Polar metabolomics using trichloroacetic acid extraction and porous graphitic carbon stationary phase

Abstract

Abstract Introduction Accurately identifying and quantifying polar metabolites using untargeted metabolomics has proven challenging in comparison to mid to non-polar metabolites. Hydrophilic interaction chromatography and gas chromatography–mass spectrometry are predominantly used to target polar metabolites. Objectives This study aims to demonstrate a simple one-step extraction combined with liquid chromatography–mass spectrometry (LC–MS) that reliably retains polar metabolites.

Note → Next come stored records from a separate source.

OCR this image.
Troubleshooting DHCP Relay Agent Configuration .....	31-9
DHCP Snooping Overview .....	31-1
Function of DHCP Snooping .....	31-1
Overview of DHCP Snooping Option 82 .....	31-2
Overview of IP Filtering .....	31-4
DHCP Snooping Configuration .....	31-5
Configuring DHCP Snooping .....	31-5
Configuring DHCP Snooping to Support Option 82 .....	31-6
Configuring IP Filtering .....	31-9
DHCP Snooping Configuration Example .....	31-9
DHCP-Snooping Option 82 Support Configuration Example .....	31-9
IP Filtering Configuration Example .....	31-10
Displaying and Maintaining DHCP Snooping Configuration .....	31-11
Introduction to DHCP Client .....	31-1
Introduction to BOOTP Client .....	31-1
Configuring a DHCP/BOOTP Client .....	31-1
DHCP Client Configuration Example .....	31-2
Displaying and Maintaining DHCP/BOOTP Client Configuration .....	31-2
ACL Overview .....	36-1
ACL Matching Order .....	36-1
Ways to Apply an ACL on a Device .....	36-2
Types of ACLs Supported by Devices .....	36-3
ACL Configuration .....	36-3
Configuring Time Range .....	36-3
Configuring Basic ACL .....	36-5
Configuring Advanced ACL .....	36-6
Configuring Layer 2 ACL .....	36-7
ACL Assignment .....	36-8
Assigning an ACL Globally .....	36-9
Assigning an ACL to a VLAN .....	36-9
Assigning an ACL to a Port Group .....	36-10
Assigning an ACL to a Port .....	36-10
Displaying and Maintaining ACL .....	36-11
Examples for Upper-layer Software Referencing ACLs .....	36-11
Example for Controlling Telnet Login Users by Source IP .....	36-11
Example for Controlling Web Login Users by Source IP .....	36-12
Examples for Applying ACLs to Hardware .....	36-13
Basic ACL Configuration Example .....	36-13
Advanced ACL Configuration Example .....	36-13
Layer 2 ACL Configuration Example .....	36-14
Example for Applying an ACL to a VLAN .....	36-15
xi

Methods The method involves a MilliQ + 10% trichloroacetic acid extraction from 6 healthy individuals serum, combined with porous graphitic carbon liquid chromatography–mass spectrometry (LC–MS). The coefficient of variation (CV) assessed retention reliability of polar metabolites with logP as low as − 9. QreSS (Quantification, Retention, and System Suitability) internal standards determined the method's consistency and recovery efficiency. Results The method demonstrated reliable retention (CV < 0.30) of polar metabolites within a logP range of − 9.1 to 5.6. QreSS internal standards confirmed consistent performance (CV < 0.16) and effective recovery (70–130%) of polar to mid-polar metabolites. Quality control dilution series demonstrated that ~ 80% of annotated metabolites could be accurately quantified (Pearson’s correlation coefficient > 0.80) within their concentration range. Repeatability was demonstrated through clustering of repeated extractions from a single sample. Conclusion This LC–MS method is better suited to covering the polar segment of the metabolome than current methods, offering a reliable and efficient approach for accurate quantification of polar metabolites in untargeted metabolomics.